Три ледяных саркофага, запечатавших Огненных Следопытов, стояли в разгромленной избе, слабо мерцая в свете угасающего огня в печурке. Внутри них застыли вечные, удивленные тени. А на полу лежали двое — мужчина, истекающий кровью, и девушка с обугленной, замороженной рукой, в чье тело впервые проникла магия не как дар, а как насилие. И как рана. И где-то в подушке из мха и теней, глубоко в небытии, зализывал свои духовные раны маленький, преданный дух, сломленный ценою спасения тех, кого он поклялся хранить.

Глава 12. Исцеление льдом

Сознание вернулось к Елене не вспышкой, а медленным, мучительным всплытием со дна ледяного омута. Первым пришло ощущение холода — пронизывающего, костного, въевшегося в каждую пору. Потом — боль. Не острая, а глубокая, тянущая, словно кто-то выкручивал ее изнутри на ручной мясорубке. Она лежала на грубых, промерзших половицах, и сквозь щели в стенах тянулись бледные, жидкие лучи утреннего света, в которых плясала ледяная пыль.

Каждый вдох давался с трудом, будто легкие были переполнены ледяной пылью, которая не рассеивалась в воздухе, а застывала крошечными кристаллами вокруг губ, словно пытаясь сохранить эти мгновения для будущего. Голова была наполнена ледяной тишиной, в которой отчетливо звучали отголоски голосов, которые она слышала в лесу, но теперь они звучали иначе — как шепот замерзших рек, как тихое стонущее эхо гор.

Елена приподнялась, и мир на мгновение поплыл. Голова была тяжелой, густо набитой ватой и свинцовой стружкой. Она посмотрела на свою руку. Пальцы, покрытые узором из инея, напоминали ветви старого дерева после гололедицы. Она попыталась пошевелить ими — и не смогла. Они были чужими, деревянными, пришитыми к запястью. Лишь глухая, отдаленная боль свидетельствовала, что эта рука еще принадлежит ей.

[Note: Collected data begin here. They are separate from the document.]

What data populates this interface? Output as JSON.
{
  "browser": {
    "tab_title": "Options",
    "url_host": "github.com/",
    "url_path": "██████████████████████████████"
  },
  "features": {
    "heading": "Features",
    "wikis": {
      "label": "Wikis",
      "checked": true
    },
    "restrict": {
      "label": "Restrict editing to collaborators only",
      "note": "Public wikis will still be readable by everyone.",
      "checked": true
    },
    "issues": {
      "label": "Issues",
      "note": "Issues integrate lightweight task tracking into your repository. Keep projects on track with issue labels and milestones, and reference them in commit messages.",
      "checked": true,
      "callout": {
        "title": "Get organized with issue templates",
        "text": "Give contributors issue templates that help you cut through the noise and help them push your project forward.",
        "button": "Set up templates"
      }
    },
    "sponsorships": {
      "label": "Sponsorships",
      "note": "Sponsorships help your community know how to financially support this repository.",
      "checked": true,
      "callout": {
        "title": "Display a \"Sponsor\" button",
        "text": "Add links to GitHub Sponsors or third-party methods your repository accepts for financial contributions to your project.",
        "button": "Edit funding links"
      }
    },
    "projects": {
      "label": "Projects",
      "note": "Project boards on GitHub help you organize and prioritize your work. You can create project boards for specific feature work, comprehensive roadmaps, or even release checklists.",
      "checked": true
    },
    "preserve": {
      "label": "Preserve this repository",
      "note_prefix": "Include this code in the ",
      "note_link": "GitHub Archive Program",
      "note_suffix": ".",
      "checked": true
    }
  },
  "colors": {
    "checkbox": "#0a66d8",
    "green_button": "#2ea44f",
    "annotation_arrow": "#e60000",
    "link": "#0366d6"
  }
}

Память вернулась обвалом. Бой. Огненные тени. Взрыв. Данила!

Она резко обернулась, сердце заколотилось в горле. Он лежал там же, где и упал. Лицо его было страшным — землистым, восковым, с синевой под глазами. Но самое ужасное было на его боку. Темное, багровое пятно на его поношенной одежде расползлось, стало огромным, влажным и липким. Кровь, алая и живая, медленно сочилась на пол, образуя небольшую, уже подмерзающую лужу. Каждая его редкая, прерывистая дыхательная волна отдавалась крошечной пульсацией в этой ране.

«Он истекает. Прямо сейчас. Пока я тут лежу».

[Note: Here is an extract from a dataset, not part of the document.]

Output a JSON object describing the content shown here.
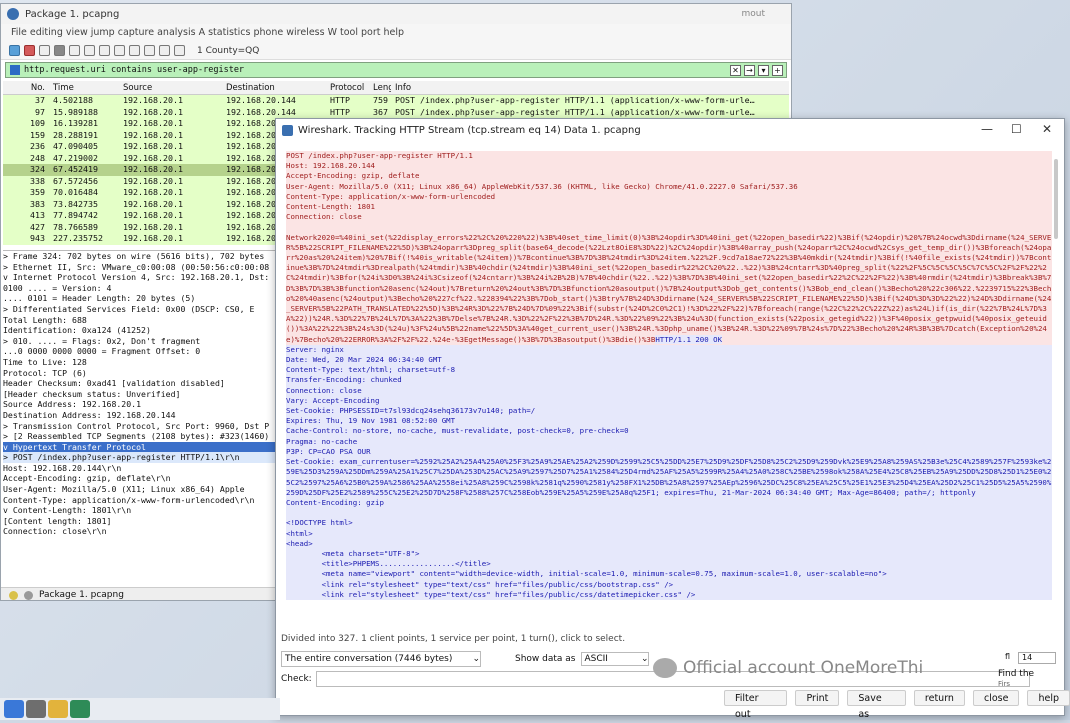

Паника, знакомая и липкая, снова попыталась подняться в горле, сжать легкие. Но на сей раз ее пересилило новое, твердое и холодное чувство — ответственность. Он был здесь из-за нее. Он бросился вперед, чтобы защитить ее, зная, что шансов почти нет. И теперь он умирал. Из-за нее.

Она попыталась встать, но ноги, ватные и непослушные, подкосились. Голова закружилась, в висках застучало. Она поползла. Каждое движение отзывалось болью в онемевшей руке и протестом во всем теле. Она доползла до него, тяжело рухнув рядом на колени.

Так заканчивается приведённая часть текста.